A poniżej kilka objawów niedomagania. Sporo czasu spędziłem na grzebaniu w archiwum, kilka odpowiedzi znalazłem, nie wszystkie jednak, więc ośmieliłem się wysmarować tego posta, może ktoś z Was zna rozwiązanie bolączek escorta...

1. Silnik zimny, odpalanie na benzynie i teraz... dodaję energicznie gazu (tzw. kopnięcie w pedał i natychmiastowe odpuszczenie) i obroty z 1.100 spadają do ok 900 po czym silnik zaczyna się wkręcać normalnie. Ma takie jakby przyduszenie, w niczym to nie przeszkadza, ale lubię jak gra wszystko na cacy, więc pytam co może być przyczyną?
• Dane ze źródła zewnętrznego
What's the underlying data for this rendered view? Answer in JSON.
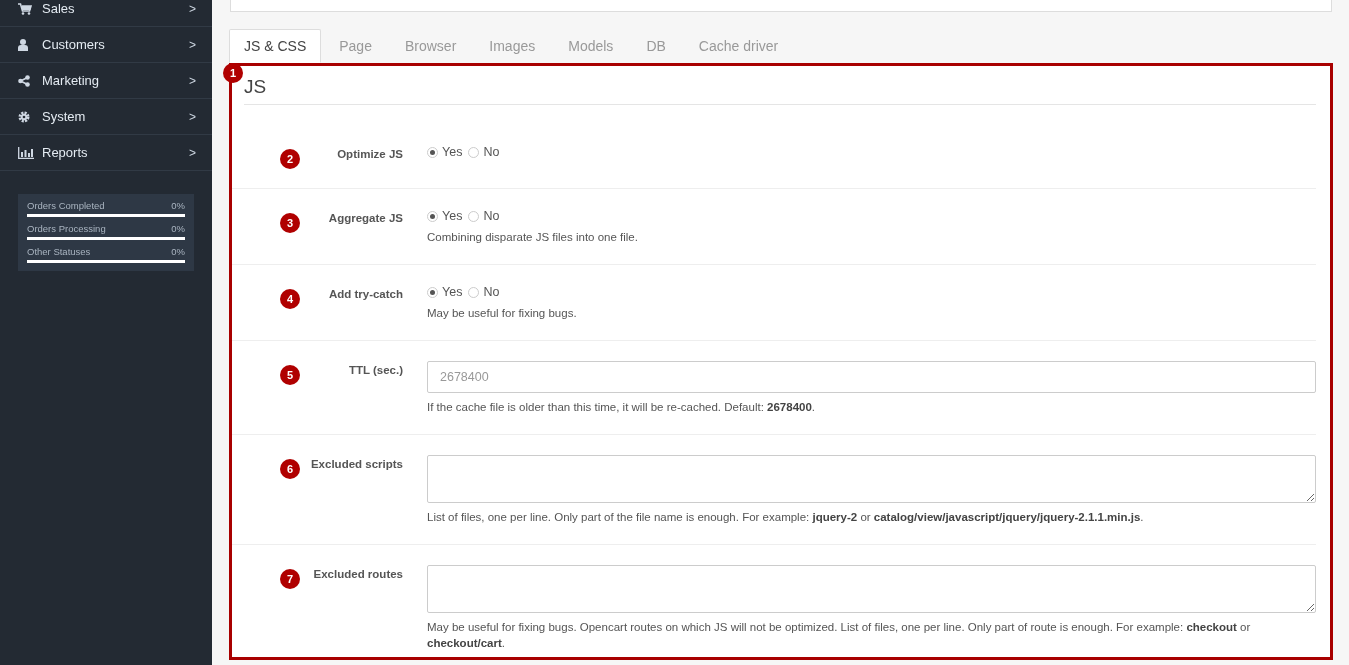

2. Czasem, (raz na pół roku powiedzmy) odczuwane jest falowanie obrotów (między 900-1200), pomaga ponowny rozruch silnika lub przeciągnięcie go do 6k obr/min.

3. Rzadko, ale jednak, zdarza się, że escort sam wkręca się na obroty, tzn. ruszając z jedynki tak do 2k obr/min odpuszczam gaz wciskając sprzęgło, ale obroty zamiast spadać, rosną do ok 3500-3800 obr/min po czym spadają do 900 i tak jest przy kolejnych zmianach biegów lub po wciśnięciu sprzęgła - obroty rosną do prawie 4k obr/min po czym normalnie spadają do obrotów biegu jałowego. Pomaga ponowne odpalenie auta.
Ten objaw dopada escorta po ostrym przeciągnięciu go na dwóch, trzech pierwszych biegach, ale też nie zawsze, tylko czasami i wlaśnie to nie daje mi spokoju...
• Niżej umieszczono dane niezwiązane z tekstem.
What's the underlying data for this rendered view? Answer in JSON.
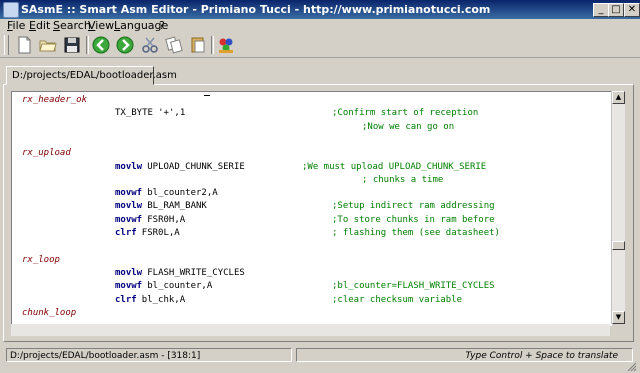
{
  "window": {
    "title": "SAsmE :: Smart Asm Editor - Primiano Tucci - http://www.primianotucci.com",
    "controls": {
      "minimize": "_",
      "maximize": "□",
      "close": "✕"
    }
  },
  "menu": [
    {
      "label": "File",
      "mnemonic": "F"
    },
    {
      "label": "Edit",
      "mnemonic": "E"
    },
    {
      "label": "Search",
      "mnemonic": "S"
    },
    {
      "label": "View",
      "mnemonic": "V"
    },
    {
      "label": "Language",
      "mnemonic": "L"
    },
    {
      "label": "?",
      "mnemonic": ""
    }
  ],
  "toolbar": [
    {
      "name": "new-file-icon"
    },
    {
      "name": "open-folder-icon"
    },
    {
      "name": "save-disk-icon"
    },
    {
      "name": "back-arrow-icon"
    },
    {
      "name": "forward-arrow-icon"
    },
    {
      "name": "cut-scissors-icon"
    },
    {
      "name": "copy-icon"
    },
    {
      "name": "paste-icon"
    },
    {
      "name": "tools-icon"
    }
  ],
  "tab": {
    "label": "D:/projects/EDAL/bootloader.asm"
  },
  "editor": {
    "lines": [
      {
        "label": "rx_header_ok"
      },
      {
        "instr": "TX_BYTE",
        "operand": "'+',1",
        "comment": ";Confirm start of reception"
      },
      {
        "comment": ";Now we can go on"
      },
      {
        "blank": true
      },
      {
        "label": "rx_upload"
      },
      {
        "instr": "movlw",
        "operand": "UPLOAD_CHUNK_SERIE",
        "comment": ";We must upload UPLOAD_CHUNK_SERIE"
      },
      {
        "comment": "; chunks a time"
      },
      {
        "instr": "movwf",
        "operand": "bl_counter2,A"
      },
      {
        "instr": "movlw",
        "operand": "BL_RAM_BANK",
        "comment": ";Setup indirect ram addressing"
      },
      {
        "instr": "movwf",
        "operand": "FSR0H,A",
        "comment": ";To store chunks in ram before"
      },
      {
        "instr": "clrf",
        "operand": "FSR0L,A",
        "comment": "; flashing them (see datasheet)"
      },
      {
        "blank": true
      },
      {
        "label": "rx_loop"
      },
      {
        "instr": "movlw",
        "operand": "FLASH_WRITE_CYCLES"
      },
      {
        "instr": "movwf",
        "operand": "bl_counter,A",
        "comment": ";bl_counter=FLASH_WRITE_CYCLES"
      },
      {
        "instr": "clrf",
        "operand": "bl_chk,A",
        "comment": ";clear checksum variable"
      },
      {
        "label": "chunk_loop"
      }
    ]
  },
  "status": {
    "left": "D:/projects/EDAL/bootloader.asm - [318:1]",
    "right": "Type Control + Space to translate"
  },
  "colors": {
    "label": "#800000",
    "instruction": "#000080",
    "comment": "#008000",
    "titlebar": "#0a246a"
  }
}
4. Praca przepustnicy gdy auto jedzie na gazie. Nie za bardzo można wyczuć tzw. "jazdę na jałówce" (nie mylić z krowami ) czyli wtedy gdy auto jedzie na biegu, ale nie przyspiesza ani też nie hamuje silnikiem. Chodzi o to, że po hamowaniu silnikiem przy próbie delikatnego dodania gazu auto nie przechodzi płynnie ze stanu hamowania do przyspieszania, tylko nagle zaczyna ciągnąć jak głupie... A wygląda to tak, że hamując silnikiem zaczynam dodawać gazu i nic się nie dzieje, dodaję więcej, nadal nic i wystaczy delikatnie więcej wcisnąć pedał gazu, a escort wyrywa do przodu, i trzymając cały czas ten sam poziom pedału gazu auto wkręca się na 3-4k obr/min w zależności od biegu na jakim jedzie.... a chciałem tylko delikatnie przyspieszyć.
Objaw ten występuje zawsze gdy auto jest niedogrzane, po rozgrzaniu zanika, ale nie do końca i nadal są problemy ze znalezieniem takiego kompromisu między "ciągnie i nie ciągnie".
_____________________________________________________________________________________________________________


Odpowiedzi w stylu "wymień świece" bądź "kable WN" pomijam, dbam o esa, każda wymiana oleju to wymiana wszystkich filtrów jak i świec i kabli właśnie, ale może ktoś miał podobne problemy i zna rozwiązanie na przynajmniej jeden z nich, będę wdzięczny za wszelkie sugestie...

Ps. Uprzasza się o NIE SPAMOWANIE w temacie...

  
 
bardzo banalna sugestia, ale co mi tam
na te obroty idace w gore po wysprzeglaniu to moze byc wina krokowca. moze to byc poczatkiem jego konca, zaczyna sie lekko ciac i za wolno reagowac

co do przyduszenia to sprawdz TPS, czujnik IAT i przy okazji mozesz sprawdzic/przeczyscic przeplywke
  
 
powiem szczerze, że liczyłem na więcej odpowiedzi, zwłaszcza na pytanie nr4. Z resztą bolączek poradzę sobie, trochę wiedzy już zgromadziłem, przepływka, krokowy - czyli standard..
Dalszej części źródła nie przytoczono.